David Williams revisits city’s infamous crimes
Any student drawn to Chicago’s most infamous crimes — and the high-profile trials that resulted — should enroll in David Williams’ course.
And many do.
“It’s full every year, and this year there’s a waiting list to get in,” said Williams, an adjunct lecturer in the criminology, law and justice department who started teaching the course three semesters ago.
“Great Chicago Trials and Crimes” examines 11 cases, leading off with the “murder castle” of H.H. Holmes, the killer of as many as 200 people in the late 1800s as depicted in Erik Larson’s Devil in the White City.
Williams then moves on chronologically to:
• the Haymarket Riot: a bombing, followed by gunfire, in which seven police officers and at least four civilians died, 1886
• the Black Sox scandal: eight White Sox players were banned from baseball for intentionally losing games — and the 1919 World Series — to the Cincinnati Reds
• Leopold and Loeb: two privileged youths who kidnapped and murdered a young boy, 1924
• Al Capone: Chicago’s best-known criminal, he headed the city’s crime syndicate during the Roaring Twenties
• Richard Speck: the slayer of eight student nurses in a dormitory, 1966
• Chicago 7 trial: the defendants were charged with conspiracy, inciting to riot and other charges related to protests during the 1968 Democratic National Convention
• Operation Greylord: an investigation of corruption in the Cook County judiciary during the 1980s
• Harry Aleman: a mob hit man, he murdered 13 men between 1971 and 1976 and died in prison in 2010
• George Ryan and Rod Blagojevich: recent Illinois governors sent to prison for their crimes.
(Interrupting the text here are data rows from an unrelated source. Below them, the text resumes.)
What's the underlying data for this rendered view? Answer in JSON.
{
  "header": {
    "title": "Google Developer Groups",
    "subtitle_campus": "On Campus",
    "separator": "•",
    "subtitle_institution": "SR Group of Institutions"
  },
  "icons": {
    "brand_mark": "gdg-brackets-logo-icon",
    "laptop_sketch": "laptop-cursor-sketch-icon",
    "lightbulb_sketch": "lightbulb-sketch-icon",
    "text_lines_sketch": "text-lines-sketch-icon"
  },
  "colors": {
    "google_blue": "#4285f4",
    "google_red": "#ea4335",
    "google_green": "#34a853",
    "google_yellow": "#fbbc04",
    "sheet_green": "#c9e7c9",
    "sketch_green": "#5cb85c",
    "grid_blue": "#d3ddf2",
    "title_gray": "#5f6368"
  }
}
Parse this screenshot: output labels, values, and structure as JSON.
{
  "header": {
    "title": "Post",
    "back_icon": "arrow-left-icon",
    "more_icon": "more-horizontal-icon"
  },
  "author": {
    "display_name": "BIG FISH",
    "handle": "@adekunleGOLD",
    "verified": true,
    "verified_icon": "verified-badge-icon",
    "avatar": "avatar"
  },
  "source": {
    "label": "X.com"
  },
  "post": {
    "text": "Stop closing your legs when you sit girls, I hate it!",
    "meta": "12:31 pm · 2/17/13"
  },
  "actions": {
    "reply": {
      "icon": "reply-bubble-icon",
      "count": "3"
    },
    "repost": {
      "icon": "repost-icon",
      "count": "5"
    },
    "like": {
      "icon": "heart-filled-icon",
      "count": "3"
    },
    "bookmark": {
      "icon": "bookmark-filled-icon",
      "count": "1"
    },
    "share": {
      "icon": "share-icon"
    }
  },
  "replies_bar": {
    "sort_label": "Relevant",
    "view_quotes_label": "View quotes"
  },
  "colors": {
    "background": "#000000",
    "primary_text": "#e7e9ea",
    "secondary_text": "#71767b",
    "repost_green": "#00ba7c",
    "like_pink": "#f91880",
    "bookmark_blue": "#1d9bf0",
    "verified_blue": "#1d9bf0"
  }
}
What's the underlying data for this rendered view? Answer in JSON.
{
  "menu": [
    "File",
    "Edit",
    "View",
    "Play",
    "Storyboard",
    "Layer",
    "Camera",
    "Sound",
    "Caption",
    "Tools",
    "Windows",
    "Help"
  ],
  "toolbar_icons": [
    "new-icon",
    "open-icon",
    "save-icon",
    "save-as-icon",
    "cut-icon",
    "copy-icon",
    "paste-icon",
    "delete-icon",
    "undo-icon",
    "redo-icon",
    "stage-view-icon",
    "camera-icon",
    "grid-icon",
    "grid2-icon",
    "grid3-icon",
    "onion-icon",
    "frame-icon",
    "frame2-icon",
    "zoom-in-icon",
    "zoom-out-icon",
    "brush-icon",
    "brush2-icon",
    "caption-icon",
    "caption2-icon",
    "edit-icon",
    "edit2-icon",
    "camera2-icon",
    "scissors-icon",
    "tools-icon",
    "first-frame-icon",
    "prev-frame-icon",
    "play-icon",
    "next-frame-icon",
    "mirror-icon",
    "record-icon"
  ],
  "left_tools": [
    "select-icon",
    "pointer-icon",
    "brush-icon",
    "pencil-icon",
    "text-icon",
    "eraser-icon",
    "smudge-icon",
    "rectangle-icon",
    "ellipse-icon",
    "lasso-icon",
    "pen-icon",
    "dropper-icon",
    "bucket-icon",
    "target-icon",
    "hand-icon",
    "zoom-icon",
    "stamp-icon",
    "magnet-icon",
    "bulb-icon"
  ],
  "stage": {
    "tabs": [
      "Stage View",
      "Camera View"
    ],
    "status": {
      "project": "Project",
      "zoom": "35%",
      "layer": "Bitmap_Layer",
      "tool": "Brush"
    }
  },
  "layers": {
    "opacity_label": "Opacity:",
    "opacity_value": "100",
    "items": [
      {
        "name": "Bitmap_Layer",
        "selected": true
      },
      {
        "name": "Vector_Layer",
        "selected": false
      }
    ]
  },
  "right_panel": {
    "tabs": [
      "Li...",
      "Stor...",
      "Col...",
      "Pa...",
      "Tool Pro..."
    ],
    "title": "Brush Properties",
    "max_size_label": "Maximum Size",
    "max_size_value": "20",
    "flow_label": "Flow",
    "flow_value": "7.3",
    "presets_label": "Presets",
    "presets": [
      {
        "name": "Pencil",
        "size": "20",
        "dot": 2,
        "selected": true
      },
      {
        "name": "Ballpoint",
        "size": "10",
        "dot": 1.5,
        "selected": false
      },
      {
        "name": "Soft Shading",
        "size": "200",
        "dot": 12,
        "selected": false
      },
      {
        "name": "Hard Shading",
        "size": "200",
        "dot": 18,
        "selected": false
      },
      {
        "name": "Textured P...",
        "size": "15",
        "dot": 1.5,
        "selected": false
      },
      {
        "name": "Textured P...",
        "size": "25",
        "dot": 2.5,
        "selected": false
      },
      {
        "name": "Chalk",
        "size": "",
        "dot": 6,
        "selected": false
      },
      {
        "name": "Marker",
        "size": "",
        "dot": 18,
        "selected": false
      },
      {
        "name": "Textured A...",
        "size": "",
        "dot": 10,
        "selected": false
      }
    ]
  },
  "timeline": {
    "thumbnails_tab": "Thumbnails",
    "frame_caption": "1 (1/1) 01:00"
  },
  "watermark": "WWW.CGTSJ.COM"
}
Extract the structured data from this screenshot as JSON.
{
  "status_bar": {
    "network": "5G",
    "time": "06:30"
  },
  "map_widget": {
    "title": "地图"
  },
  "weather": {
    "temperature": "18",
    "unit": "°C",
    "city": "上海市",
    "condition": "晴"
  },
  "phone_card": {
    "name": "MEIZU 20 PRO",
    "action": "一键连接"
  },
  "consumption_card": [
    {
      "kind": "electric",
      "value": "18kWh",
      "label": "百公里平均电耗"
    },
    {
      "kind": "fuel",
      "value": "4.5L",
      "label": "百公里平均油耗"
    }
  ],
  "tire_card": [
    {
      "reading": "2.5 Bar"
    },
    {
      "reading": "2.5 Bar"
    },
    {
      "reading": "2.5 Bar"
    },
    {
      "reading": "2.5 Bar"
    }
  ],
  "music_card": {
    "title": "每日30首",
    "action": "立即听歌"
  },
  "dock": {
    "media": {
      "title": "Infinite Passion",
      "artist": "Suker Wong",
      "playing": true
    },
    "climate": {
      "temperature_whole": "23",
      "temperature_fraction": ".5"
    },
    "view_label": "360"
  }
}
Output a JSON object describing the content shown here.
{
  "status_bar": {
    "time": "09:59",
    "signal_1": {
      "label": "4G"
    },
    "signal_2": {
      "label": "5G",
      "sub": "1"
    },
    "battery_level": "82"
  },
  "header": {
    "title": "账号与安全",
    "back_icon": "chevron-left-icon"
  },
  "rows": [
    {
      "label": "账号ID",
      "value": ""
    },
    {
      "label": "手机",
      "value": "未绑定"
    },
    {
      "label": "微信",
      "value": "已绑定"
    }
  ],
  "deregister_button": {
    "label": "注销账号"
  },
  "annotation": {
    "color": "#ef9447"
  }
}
Williams also finds time to look at “cold cases” — crimes that were never solved, including the Tylenol murders of seven people who took poisoned medicine in 1982; the 1977 disappearance of candy heiress Helen Brach; and the slaying of Valerie Percy, daughter of Sen. Charles Percy, in their Kenilworth home in 1966.
With each case, he wants students to ask questions:
“Is there a hero or a villain? Are there misunderstood characters? Looking back, was it a success or failure for the criminal justice system? Did the right thing happen?”
His favorite case is the Leopold and Loeb story.
“It’s got so many aspects at so many different levels, starting with two geniuses who believed they were above the law, trying to get away with the perfect murder,” Williams said.
“Clarence Darrow is in the mix. And it was one of the first cases that brought psychology into the courtroom. They actually tried to get Freud to testify, but he was too sick.”
The case “has got all the makings,” Williams said.
“The only thing it didn’t have is an actual trial. Darrow has them plead guilty to avoid the death penalty.”
Williams’ full-time job is prosecutor for the Cook County state’s attorney’s office, where he is deputy superintendent for public corruption and financial crimes and executive director of the regional organized crime task force.
He grew up in Arlington Heights and earned his bachelor’s degree at Urbana-Champaign.
Attending the London School of Economics, “I was interested in international political economics,” he said.
“Then I went to law school and quashed all other interests.” His law degree is from Boston College.
After three years with the state’s attorney, Williams spent 10 years with the U.S. Department of Homeland Security, returning to Cook County in 2010.
He lives in the Wicker Park neighborhood with his wife, Lisa, who works for the U.S. Justice Department.
“Chicago has so many great cases that had a profound effect on the American legal system or were infamous for either the crime or who the defendant was,” he said.
“Chicago is really a tapestry. Every case is a chance to learn something about the city and what’s involved with its history.”